The Australian Bureau of Statistics has now released their paper which describes the changes that will be made to the Consumer Price Index (CPI) and Selected Living Cost Indexes (SLCIs) as a result of the introduction of the 17th series expenditure patterns.
There are quite a number of technical changes, as well as different weights for specific items. Housing and power costs for example will be higher. From 2018, the CPI will be re–weighted annually in December quarters
The first publications based on the 17th series will be in respect of the December quarter 2017, which are due to be released on 31 January 2018 (CPI) and 7 February 2018 (SLCIs).
Australia has produced indexes of retail price inflation going back as far as 1901. Prior to the introduction of the CPI in 1960, there were five series of retail price indexes compiled by the (then) Commonwealth Bureau of Census and Statistics. Since 1960, the Australian Bureau of Statistics (ABS) has maintained a program of periodic reviews of the CPI to ensure that it continues to meet community needs. The main objective of these reviews is to update the household expenditure information used to set the item weights in the CPI, but they also provide an opportunity to reassess the scope and coverage of the index.
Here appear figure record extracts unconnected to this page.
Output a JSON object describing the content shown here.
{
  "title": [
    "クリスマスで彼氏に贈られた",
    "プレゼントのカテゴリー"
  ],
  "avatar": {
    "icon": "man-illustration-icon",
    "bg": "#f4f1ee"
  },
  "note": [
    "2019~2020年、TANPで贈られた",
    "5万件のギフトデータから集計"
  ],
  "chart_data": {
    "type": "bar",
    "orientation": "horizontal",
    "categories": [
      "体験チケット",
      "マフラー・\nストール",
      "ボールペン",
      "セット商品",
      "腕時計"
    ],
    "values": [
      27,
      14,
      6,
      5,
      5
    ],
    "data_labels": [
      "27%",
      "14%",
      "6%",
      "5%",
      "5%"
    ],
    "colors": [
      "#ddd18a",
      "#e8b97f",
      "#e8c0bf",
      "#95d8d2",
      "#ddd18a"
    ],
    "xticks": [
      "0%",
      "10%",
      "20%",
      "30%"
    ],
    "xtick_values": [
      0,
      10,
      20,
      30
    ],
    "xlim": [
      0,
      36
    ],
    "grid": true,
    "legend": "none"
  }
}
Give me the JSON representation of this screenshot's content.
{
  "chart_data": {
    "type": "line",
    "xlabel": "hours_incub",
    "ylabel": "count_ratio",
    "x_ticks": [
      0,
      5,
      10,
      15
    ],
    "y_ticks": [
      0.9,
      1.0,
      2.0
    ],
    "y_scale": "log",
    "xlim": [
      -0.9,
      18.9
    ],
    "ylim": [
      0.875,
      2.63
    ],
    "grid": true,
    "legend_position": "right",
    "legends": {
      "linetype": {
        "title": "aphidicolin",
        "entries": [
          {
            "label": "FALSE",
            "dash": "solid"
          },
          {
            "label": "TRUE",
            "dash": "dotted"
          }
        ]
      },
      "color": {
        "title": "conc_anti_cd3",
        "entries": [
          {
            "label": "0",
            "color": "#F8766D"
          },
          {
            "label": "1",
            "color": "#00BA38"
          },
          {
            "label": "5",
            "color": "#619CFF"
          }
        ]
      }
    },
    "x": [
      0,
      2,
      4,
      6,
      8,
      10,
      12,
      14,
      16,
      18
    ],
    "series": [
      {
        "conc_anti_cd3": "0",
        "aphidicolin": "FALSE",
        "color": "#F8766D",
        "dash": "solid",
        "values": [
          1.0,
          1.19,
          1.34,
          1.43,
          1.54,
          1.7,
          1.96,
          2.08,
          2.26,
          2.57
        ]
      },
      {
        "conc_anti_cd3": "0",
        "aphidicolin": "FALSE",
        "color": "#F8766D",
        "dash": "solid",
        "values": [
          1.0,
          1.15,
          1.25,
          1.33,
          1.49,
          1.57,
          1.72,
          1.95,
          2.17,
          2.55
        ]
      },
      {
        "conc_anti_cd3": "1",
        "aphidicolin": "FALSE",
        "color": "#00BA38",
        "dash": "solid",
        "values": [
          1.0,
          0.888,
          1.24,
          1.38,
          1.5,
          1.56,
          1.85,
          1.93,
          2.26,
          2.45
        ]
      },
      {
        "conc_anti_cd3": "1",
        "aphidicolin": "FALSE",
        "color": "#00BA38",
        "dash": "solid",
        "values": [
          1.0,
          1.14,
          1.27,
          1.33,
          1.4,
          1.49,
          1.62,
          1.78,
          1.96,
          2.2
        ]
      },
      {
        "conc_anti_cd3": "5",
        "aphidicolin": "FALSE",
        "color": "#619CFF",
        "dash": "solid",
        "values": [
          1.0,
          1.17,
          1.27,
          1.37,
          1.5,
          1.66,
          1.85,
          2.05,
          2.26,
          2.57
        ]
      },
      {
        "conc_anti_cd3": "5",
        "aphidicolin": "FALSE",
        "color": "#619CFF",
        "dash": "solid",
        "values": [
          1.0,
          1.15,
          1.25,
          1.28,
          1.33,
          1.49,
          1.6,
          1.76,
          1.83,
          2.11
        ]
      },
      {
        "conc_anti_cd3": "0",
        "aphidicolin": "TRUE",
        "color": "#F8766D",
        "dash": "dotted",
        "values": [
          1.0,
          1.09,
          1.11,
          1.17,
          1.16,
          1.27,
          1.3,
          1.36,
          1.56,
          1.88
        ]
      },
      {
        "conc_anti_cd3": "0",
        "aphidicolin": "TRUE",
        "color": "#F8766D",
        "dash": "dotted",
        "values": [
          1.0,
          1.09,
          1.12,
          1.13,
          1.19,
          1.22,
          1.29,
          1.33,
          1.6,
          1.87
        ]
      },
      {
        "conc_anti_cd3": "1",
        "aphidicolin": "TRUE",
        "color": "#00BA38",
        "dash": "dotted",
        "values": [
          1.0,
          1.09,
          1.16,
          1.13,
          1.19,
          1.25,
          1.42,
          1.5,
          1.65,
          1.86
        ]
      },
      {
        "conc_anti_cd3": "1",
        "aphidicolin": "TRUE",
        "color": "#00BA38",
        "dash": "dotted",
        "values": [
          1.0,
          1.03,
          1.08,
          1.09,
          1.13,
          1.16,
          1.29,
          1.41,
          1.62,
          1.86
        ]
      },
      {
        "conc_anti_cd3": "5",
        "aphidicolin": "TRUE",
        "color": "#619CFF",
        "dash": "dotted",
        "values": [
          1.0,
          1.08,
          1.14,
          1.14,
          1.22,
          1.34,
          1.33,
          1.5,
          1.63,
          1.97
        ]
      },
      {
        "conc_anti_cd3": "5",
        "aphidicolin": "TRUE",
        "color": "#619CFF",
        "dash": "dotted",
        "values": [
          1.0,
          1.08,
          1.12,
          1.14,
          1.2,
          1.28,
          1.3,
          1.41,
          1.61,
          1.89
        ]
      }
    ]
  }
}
The SLCIs, incorporating the Pensioner and Beneficiary Living Cost Index (PBLCI) and the Analytical Living Cost Indexes (ALCIs) have also been reviewed as part of the 17th series. These indexes are produced as a by-product of the CPI, with weights also derived from the Household Expenditure Survey (HES).
The 17th series review is a minor review of the CPI and SLCIs, consisting of an update of the upper level (expenditure class) weights in line with the latest HES, and a simple examination of structures and methodologies.
This information paper provides an overview of the changes to the CPI and SLCIs that will be introduced with the 17th series from the December quarter 2017. It describes the household expenditure data used to calculate the weights and the ways in which some of the data have been adjusted to align with CPI and SLCI requirements. The paper also presents the updated weighting patterns and some background on the major shifts in weights between the 16th and 17th series. There are no changes to the classification structure or publications in respect of the 17th series.
They also continue to explore options for a more frequent and timely monthly measure.